We then integrate these sensor and learning module configs into the overall experiment config.

# The config dictionary for the evaluation experiment.
surf_agent_2obj_eval = dict(
    # Set up experiment
    experiment_class=MontyObjectRecognitionExperiment,
    experiment_args=EvalExperimentArgs(
        model_name_or_path=model_path,  # load the pre-trained models from this path
        n_eval_epochs=len(test_rotations),
        max_total_steps=5000,
    ),
    logging_config=EvalLoggingConfig(
        output_dir=output_dir,
        run_name=run_name,
        wandb_handlers=[],  # remove this line if you, additionally, want to log to WandB.
    ),
    # Set up monty, including LM, SM, and motor system.
    monty_config=PatchAndViewSOTAMontyConfig(
        monty_args=MontyArgs(min_eval_steps=20),
        sensor_module_configs=sensor_module_configs,
        learning_module_configs=learning_module_configs,
        motor_system_config=MotorSystemConfigCurInformedSurfaceGoalStateDriven(),
    ),
    # Set up environment/data
    dataset_class=ED.EnvironmentDataset,
    dataset_args=SurfaceViewFinderMountHabitatDatasetArgs(),
    eval_dataloader_class=ED.InformedEnvironmentDataLoader,
    eval_dataloader_args=EnvironmentDataloaderPerObjectArgs(
        object_names=object_names,
        object_init_sampler=PredefinedObjectInitializer(rotations=test_rotations),
    ),
    # Doesn't get used, but currently needs to be set anyways.
    train_dataloader_class=ED.InformedEnvironmentDataLoader,
    train_dataloader_args=EnvironmentDataloaderPerObjectArgs(
        object_names=object_names,
        object_init_sampler=PredefinedObjectInitializer(rotations=test_rotations),
    ),
)

Note that we have changed the Monty experiment class and the logging config.

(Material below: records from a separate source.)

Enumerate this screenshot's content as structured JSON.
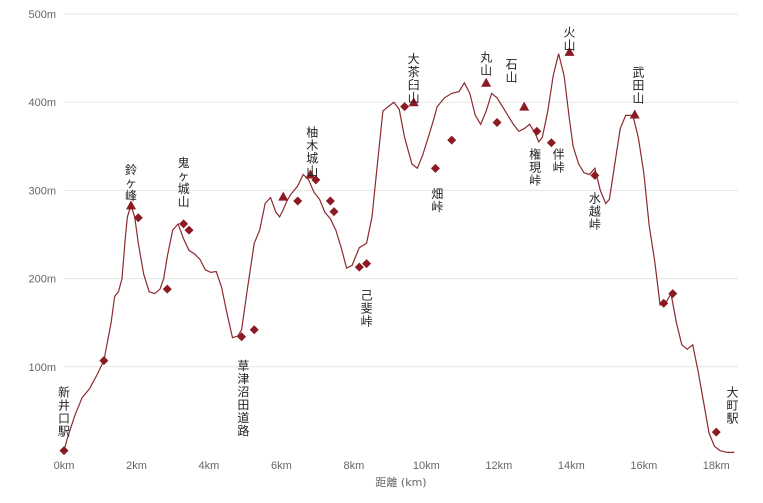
{
  "chart_data": {
    "type": "line",
    "title": "",
    "xlabel": "距離 (km)",
    "ylabel": "",
    "xlim": [
      0,
      18.6
    ],
    "ylim": [
      0,
      500
    ],
    "grid": true,
    "x_ticks": [
      {
        "value": 0,
        "label": "0km"
      },
      {
        "value": 2,
        "label": "2km"
      },
      {
        "value": 4,
        "label": "4km"
      },
      {
        "value": 6,
        "label": "6km"
      },
      {
        "value": 8,
        "label": "8km"
      },
      {
        "value": 10,
        "label": "10km"
      },
      {
        "value": 12,
        "label": "12km"
      },
      {
        "value": 14,
        "label": "14km"
      },
      {
        "value": 16,
        "label": "16km"
      },
      {
        "value": 18,
        "label": "18km"
      }
    ],
    "y_ticks": [
      {
        "value": 100,
        "label": "100m"
      },
      {
        "value": 200,
        "label": "200m"
      },
      {
        "value": 300,
        "label": "300m"
      },
      {
        "value": 400,
        "label": "400m"
      },
      {
        "value": 500,
        "label": "500m"
      }
    ],
    "line_color": "#8b2a2f",
    "marker_color": "#8b1a22",
    "profile": {
      "x": [
        0,
        0.1,
        0.3,
        0.5,
        0.7,
        0.9,
        1.1,
        1.3,
        1.4,
        1.5,
        1.6,
        1.7,
        1.75,
        1.85,
        1.95,
        2.05,
        2.2,
        2.35,
        2.5,
        2.65,
        2.75,
        2.85,
        3.0,
        3.15,
        3.3,
        3.45,
        3.6,
        3.75,
        3.9,
        4.05,
        4.2,
        4.35,
        4.5,
        4.65,
        4.8,
        4.9,
        5.05,
        5.25,
        5.4,
        5.55,
        5.7,
        5.85,
        5.95,
        6.05,
        6.15,
        6.25,
        6.45,
        6.6,
        6.75,
        6.9,
        7.05,
        7.2,
        7.35,
        7.5,
        7.65,
        7.8,
        7.95,
        8.05,
        8.15,
        8.35,
        8.5,
        8.65,
        8.8,
        8.95,
        9.1,
        9.25,
        9.4,
        9.6,
        9.75,
        9.9,
        10.05,
        10.2,
        10.3,
        10.5,
        10.7,
        10.9,
        11.05,
        11.2,
        11.35,
        11.5,
        11.65,
        11.8,
        11.95,
        12.1,
        12.25,
        12.4,
        12.55,
        12.7,
        12.85,
        13.0,
        13.1,
        13.2,
        13.35,
        13.5,
        13.65,
        13.8,
        13.95,
        14.05,
        14.2,
        14.35,
        14.5,
        14.65,
        14.8,
        14.95,
        15.05,
        15.2,
        15.35,
        15.5,
        15.7,
        15.85,
        16.0,
        16.15,
        16.3,
        16.45,
        16.6,
        16.75,
        16.9,
        17.05,
        17.2,
        17.35,
        17.5,
        17.65,
        17.8,
        17.95,
        18.1,
        18.3,
        18.5
      ],
      "y": [
        5,
        20,
        45,
        65,
        75,
        90,
        107,
        150,
        180,
        185,
        200,
        250,
        270,
        283,
        270,
        240,
        205,
        185,
        183,
        188,
        200,
        225,
        255,
        262,
        245,
        232,
        228,
        222,
        210,
        207,
        208,
        190,
        160,
        133,
        135,
        142,
        185,
        240,
        255,
        285,
        292,
        275,
        270,
        278,
        288,
        295,
        305,
        318,
        312,
        298,
        290,
        275,
        268,
        255,
        235,
        212,
        215,
        225,
        235,
        240,
        270,
        330,
        390,
        395,
        400,
        392,
        360,
        330,
        325,
        340,
        360,
        380,
        395,
        405,
        410,
        412,
        422,
        410,
        385,
        375,
        390,
        410,
        405,
        395,
        385,
        375,
        367,
        370,
        375,
        365,
        355,
        360,
        390,
        430,
        455,
        430,
        380,
        350,
        330,
        320,
        318,
        325,
        300,
        285,
        290,
        330,
        370,
        385,
        385,
        360,
        320,
        260,
        220,
        170,
        172,
        183,
        150,
        125,
        120,
        125,
        95,
        60,
        25,
        10,
        5,
        3,
        3
      ]
    },
    "waypoints": [
      {
        "name": "新井口駅",
        "x": 0.0,
        "y": 5,
        "marker": "diamond"
      },
      {
        "name": "",
        "x": 1.1,
        "y": 107,
        "marker": "diamond"
      },
      {
        "name": "鈴ヶ峰",
        "x": 1.85,
        "y": 283,
        "marker": "triangle"
      },
      {
        "name": "",
        "x": 2.05,
        "y": 269,
        "marker": "diamond"
      },
      {
        "name": "",
        "x": 2.85,
        "y": 188,
        "marker": "diamond"
      },
      {
        "name": "鬼ヶ城山",
        "x": 3.3,
        "y": 262,
        "marker": "diamond"
      },
      {
        "name": "",
        "x": 3.45,
        "y": 255,
        "marker": "diamond"
      },
      {
        "name": "草津沼田道路",
        "x": 4.9,
        "y": 134,
        "marker": "diamond"
      },
      {
        "name": "",
        "x": 5.25,
        "y": 142,
        "marker": "diamond"
      },
      {
        "name": "",
        "x": 6.05,
        "y": 293,
        "marker": "triangle"
      },
      {
        "name": "",
        "x": 6.45,
        "y": 288,
        "marker": "diamond"
      },
      {
        "name": "柚木城山",
        "x": 6.8,
        "y": 318,
        "marker": "triangle"
      },
      {
        "name": "",
        "x": 6.95,
        "y": 312,
        "marker": "diamond"
      },
      {
        "name": "",
        "x": 7.35,
        "y": 288,
        "marker": "diamond"
      },
      {
        "name": "",
        "x": 7.45,
        "y": 276,
        "marker": "diamond"
      },
      {
        "name": "己斐峠",
        "x": 8.15,
        "y": 213,
        "marker": "diamond"
      },
      {
        "name": "",
        "x": 8.35,
        "y": 217,
        "marker": "diamond"
      },
      {
        "name": "大茶臼山",
        "x": 9.4,
        "y": 395,
        "marker": "diamond"
      },
      {
        "name": "",
        "x": 9.65,
        "y": 400,
        "marker": "triangle"
      },
      {
        "name": "畑峠",
        "x": 10.25,
        "y": 325,
        "marker": "diamond"
      },
      {
        "name": "",
        "x": 10.7,
        "y": 357,
        "marker": "diamond"
      },
      {
        "name": "丸山",
        "x": 11.65,
        "y": 422,
        "marker": "triangle"
      },
      {
        "name": "",
        "x": 11.95,
        "y": 377,
        "marker": "diamond"
      },
      {
        "name": "石山",
        "x": 12.7,
        "y": 395,
        "marker": "triangle"
      },
      {
        "name": "権現峠",
        "x": 13.05,
        "y": 367,
        "marker": "diamond"
      },
      {
        "name": "伴峠",
        "x": 13.45,
        "y": 354,
        "marker": "diamond"
      },
      {
        "name": "火山",
        "x": 13.95,
        "y": 457,
        "marker": "triangle"
      },
      {
        "name": "水越峠",
        "x": 14.65,
        "y": 317,
        "marker": "diamond"
      },
      {
        "name": "武田山",
        "x": 15.75,
        "y": 386,
        "marker": "triangle"
      },
      {
        "name": "",
        "x": 16.55,
        "y": 172,
        "marker": "diamond"
      },
      {
        "name": "",
        "x": 16.8,
        "y": 183,
        "marker": "diamond"
      },
      {
        "name": "大町駅",
        "x": 18.0,
        "y": 26,
        "marker": "diamond"
      }
    ],
    "labels": [
      {
        "text": "新井口駅",
        "x": 0.0,
        "y": 80
      },
      {
        "text": "鈴ヶ峰",
        "x": 1.85,
        "y": 332
      },
      {
        "text": "鬼ヶ城山",
        "x": 3.3,
        "y": 340
      },
      {
        "text": "草津沼田道路",
        "x": 4.95,
        "y": 110
      },
      {
        "text": "柚木城山",
        "x": 6.85,
        "y": 375
      },
      {
        "text": "己斐峠",
        "x": 8.35,
        "y": 190
      },
      {
        "text": "大茶臼山",
        "x": 9.65,
        "y": 458
      },
      {
        "text": "畑峠",
        "x": 10.3,
        "y": 305
      },
      {
        "text": "丸山",
        "x": 11.65,
        "y": 460
      },
      {
        "text": "石山",
        "x": 12.35,
        "y": 452
      },
      {
        "text": "権現峠",
        "x": 13.0,
        "y": 350
      },
      {
        "text": "伴峠",
        "x": 13.65,
        "y": 350
      },
      {
        "text": "火山",
        "x": 13.95,
        "y": 488
      },
      {
        "text": "水越峠",
        "x": 14.65,
        "y": 300
      },
      {
        "text": "武田山",
        "x": 15.85,
        "y": 443
      },
      {
        "text": "大町駅",
        "x": 18.45,
        "y": 80
      }
    ]
  }
}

We also opted for a policy whereby learning-modules generate actions to test hypotheses by producing "goal-states" for the low-level motor system (MotorSystemConfigCurInformedSurfaceGoalStateDriven). Additionally, we are now initializing the objects at test_rotations instead of train_rotations.

Finally, add the following lines to the bottom of the file:

CONFIGS = dict(
    surf_agent_2obj_eval=surf_agent_2obj_eval,
)

Next, you will need to add the following lines to the benchmarks/configs/__init__.py file:

from .pretraining_tutorial_eval import CONFIGS as PRETRAINING_TUTORIAL_EVAL

# Put this line after CONFIGS is initialized
CONFIGS.update(PRETRAINING_TUTORIAL_EVAL)

Running the Experiment

To run the experiment, navigate to the benchmarks/ folder and call the run.py script with an experiment name as the -e argument.

cd benchmarks
python run.py -e surf_agent_2obj_eval

Once the run is complete, you can inspect the inference logs located in ~/tbp/results/monty/projects/surf_agent_1lm_2obj/eval. Since EvalLoggingConfig includes a CSV-logger, you should be able to open eval_stats.csv and find 6 rows (one for each episode) detailing whether the object was correctly identified, the number of steps required in an episode, etc.

You now know how to pretrain a model and use it to perform inference. In our next tutorial, we will demonstrate how to use Monty for unsupervised continual learning.